La inteligencia solo al servicio del Estado

Es inadmisible que un servicio que debe estar enfocado netamente a los intereses de nuestra Nación se diluya entre el espionaje y la persecución de enemigos políticos

Hemos escuchado varias veces que los gobiernos hablan de inteligencia y servicios de inteligencia, pero como es algo tan intangible, la ciudadanía suele verlo como un tema lejano; sin embargo es un tema que toma enorme relevancia debido a que muchas veces la estabilidad del Estado depende de la inteligencia y contrainteligencia que él mismo produzca.

Entiéndase Estado como el conjunto de territorio, población y gobierno (instituciones); y por ende la inteligencia que produzca el aparato estatal, sea civil o policial, debe enfocarse en salvaguardar estos tres elementos que le conforman.

En días recientes salió una nota periodística que señalaba el descubrimiento de un centro de espionaje en un inmueble del centro capitalino. Era un centro de inteligencia clandestino que se usaba para espiar a personas a través de aparatos electrónicos. Dicho centro era operado por agentes de la misma procuraduría capitalina entre 2012 y 2017, se presume, y dichos servicios clandestinos operaban en un inmueble sin licencia de arrendamiento bajo el nombre de una empresa fantasma.

Casos como este ponen en entre dicho los servicios de inteligencia, porque se mal entiende la práctica de producción de inteligencia con fines de interés nacional que muchas veces se ve opacada por el espionaje que se hacen entre políticos ocupando herramientas del Estado y algunas privadas, lo cual no debemos permitir de ninguna manera.

Realmente no debemos satanizar la producción de inteligencia Estatal, pues es indispensable para la seguridad de los Estados y su población, si esta se hace de forma ética y solo con la finalidad que corresponde a los intereses nacionales, respetando los protocolos de Derechos Humanos y salvaguardando en todo momento la información delicada.

Incluso no podemos estar “peleados” con una posible colaboración entre privados y entes públicos para garantizar la producción de inteligencia estratégica, para la salvaguarda de la ciberseguridad o combatir la corrupción con tecnología pues, con los candados necesarios, esta colaboración puede resultar muy benéfica y exitosa en aras del desarrollo de una nación, ya que muchas veces los privados tienen mucho más infraestructura, experiencia y especialización que nuestros entes públicos y con la aparición de nuevas amenazas.

El Estado está obligado a dar respuestas de alto nivel.
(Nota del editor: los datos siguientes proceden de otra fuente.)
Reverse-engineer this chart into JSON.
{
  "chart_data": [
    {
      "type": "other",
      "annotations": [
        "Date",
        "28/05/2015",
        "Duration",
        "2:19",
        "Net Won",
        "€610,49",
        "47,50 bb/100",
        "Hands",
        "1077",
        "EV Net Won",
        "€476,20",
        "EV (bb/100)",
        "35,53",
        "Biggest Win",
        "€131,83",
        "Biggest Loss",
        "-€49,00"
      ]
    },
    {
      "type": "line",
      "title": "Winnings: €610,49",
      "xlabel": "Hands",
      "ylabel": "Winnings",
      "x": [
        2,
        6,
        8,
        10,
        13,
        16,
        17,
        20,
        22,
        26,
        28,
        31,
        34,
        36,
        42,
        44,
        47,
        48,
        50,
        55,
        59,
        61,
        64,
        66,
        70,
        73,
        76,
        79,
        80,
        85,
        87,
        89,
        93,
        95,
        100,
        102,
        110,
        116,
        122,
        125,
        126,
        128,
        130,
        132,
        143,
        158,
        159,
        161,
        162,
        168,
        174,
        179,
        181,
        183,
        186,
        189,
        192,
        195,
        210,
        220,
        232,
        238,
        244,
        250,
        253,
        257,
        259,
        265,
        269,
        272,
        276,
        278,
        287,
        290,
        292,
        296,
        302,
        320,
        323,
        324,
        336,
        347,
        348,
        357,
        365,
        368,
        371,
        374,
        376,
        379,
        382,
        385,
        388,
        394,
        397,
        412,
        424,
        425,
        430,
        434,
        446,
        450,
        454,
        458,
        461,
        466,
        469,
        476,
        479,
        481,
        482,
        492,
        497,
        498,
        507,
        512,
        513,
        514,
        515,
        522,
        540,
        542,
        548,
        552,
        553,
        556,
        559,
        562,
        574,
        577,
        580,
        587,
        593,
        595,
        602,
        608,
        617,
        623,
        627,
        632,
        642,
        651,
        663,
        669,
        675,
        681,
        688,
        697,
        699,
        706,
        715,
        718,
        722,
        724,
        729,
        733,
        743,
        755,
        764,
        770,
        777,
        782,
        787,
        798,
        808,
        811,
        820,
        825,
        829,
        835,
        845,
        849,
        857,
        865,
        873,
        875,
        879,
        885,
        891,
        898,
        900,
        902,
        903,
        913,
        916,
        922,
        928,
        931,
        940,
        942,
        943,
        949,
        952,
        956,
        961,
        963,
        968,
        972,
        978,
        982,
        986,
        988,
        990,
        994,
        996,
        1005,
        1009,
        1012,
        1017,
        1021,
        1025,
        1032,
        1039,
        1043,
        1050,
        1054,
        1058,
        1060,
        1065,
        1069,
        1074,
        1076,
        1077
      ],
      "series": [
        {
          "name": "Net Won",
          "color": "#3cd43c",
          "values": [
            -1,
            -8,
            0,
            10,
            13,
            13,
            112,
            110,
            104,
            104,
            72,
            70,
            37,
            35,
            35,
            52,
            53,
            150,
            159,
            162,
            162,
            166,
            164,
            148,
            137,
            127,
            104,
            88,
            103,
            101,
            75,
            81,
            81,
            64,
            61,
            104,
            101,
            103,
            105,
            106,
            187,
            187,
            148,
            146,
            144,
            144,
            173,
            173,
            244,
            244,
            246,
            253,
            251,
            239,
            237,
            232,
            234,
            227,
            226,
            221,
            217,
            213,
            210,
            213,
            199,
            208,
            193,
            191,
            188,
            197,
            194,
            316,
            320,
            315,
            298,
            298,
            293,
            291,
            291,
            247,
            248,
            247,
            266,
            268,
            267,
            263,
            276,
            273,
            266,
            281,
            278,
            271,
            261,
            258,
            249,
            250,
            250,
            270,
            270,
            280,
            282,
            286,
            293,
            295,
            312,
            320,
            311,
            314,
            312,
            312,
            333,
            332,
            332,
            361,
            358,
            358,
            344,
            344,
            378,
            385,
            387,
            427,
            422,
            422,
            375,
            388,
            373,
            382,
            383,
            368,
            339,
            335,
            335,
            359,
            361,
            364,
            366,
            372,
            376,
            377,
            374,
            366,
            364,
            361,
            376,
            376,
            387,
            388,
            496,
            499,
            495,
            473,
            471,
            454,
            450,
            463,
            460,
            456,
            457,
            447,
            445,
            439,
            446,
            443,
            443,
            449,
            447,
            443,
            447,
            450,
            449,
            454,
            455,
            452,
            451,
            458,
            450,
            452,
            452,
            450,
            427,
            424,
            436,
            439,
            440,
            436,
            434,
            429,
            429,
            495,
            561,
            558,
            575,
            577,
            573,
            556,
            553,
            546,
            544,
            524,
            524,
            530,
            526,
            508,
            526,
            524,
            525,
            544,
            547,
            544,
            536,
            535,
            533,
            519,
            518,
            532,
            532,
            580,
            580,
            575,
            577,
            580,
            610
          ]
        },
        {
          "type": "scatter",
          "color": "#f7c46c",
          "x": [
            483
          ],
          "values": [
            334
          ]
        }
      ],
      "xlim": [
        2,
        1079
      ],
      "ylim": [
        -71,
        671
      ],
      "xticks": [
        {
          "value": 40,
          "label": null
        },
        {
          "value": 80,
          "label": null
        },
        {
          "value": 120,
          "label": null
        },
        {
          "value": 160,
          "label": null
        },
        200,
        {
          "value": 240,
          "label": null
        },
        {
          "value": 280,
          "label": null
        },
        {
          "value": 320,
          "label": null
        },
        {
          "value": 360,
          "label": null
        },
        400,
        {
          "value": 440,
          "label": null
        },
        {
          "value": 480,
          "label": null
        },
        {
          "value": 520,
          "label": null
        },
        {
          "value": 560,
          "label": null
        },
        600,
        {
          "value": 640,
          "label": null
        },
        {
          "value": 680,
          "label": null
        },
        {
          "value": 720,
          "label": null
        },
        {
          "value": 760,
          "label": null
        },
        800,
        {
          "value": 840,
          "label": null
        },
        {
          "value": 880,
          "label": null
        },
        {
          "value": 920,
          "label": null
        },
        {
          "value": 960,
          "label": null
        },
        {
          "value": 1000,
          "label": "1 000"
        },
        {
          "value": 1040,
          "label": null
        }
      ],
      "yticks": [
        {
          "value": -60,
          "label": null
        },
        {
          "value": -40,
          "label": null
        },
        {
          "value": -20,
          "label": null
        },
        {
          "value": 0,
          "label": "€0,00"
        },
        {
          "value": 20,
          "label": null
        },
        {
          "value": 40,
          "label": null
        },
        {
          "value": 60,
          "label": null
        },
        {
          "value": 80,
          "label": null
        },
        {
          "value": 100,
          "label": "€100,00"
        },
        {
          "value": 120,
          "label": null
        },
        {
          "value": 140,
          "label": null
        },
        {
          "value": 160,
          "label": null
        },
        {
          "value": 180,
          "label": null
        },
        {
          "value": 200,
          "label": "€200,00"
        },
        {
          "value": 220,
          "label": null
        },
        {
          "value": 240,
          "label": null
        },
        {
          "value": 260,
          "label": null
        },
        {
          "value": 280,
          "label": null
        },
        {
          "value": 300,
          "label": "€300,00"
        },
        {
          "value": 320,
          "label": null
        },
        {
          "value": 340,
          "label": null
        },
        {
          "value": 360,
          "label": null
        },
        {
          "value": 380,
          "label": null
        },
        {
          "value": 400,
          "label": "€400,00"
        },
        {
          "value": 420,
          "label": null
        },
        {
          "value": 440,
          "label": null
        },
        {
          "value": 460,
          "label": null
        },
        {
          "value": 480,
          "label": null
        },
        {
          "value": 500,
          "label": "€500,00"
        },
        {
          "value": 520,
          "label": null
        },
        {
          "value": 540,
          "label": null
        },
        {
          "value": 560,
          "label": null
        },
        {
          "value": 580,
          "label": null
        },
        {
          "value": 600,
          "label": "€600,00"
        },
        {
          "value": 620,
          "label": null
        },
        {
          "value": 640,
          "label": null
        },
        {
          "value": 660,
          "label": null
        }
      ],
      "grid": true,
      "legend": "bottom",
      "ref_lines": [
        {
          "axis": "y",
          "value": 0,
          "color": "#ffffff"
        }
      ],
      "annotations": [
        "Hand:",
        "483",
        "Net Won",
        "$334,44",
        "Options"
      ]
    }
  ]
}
Dichas respuestas están y deben estar lejos de la “grilla” ordinaria, para la que se han ocupado algunos servicios de inteligencia. Es inadmisible que un servicio que debe estar enfocado netamente a los intereses de nuestra Nación se diluya entre el espionaje y la persecución de enemigos políticos. Necesitamos inteligencia de altura que beneficie a México ante las nuevas amenazas de forma urgente.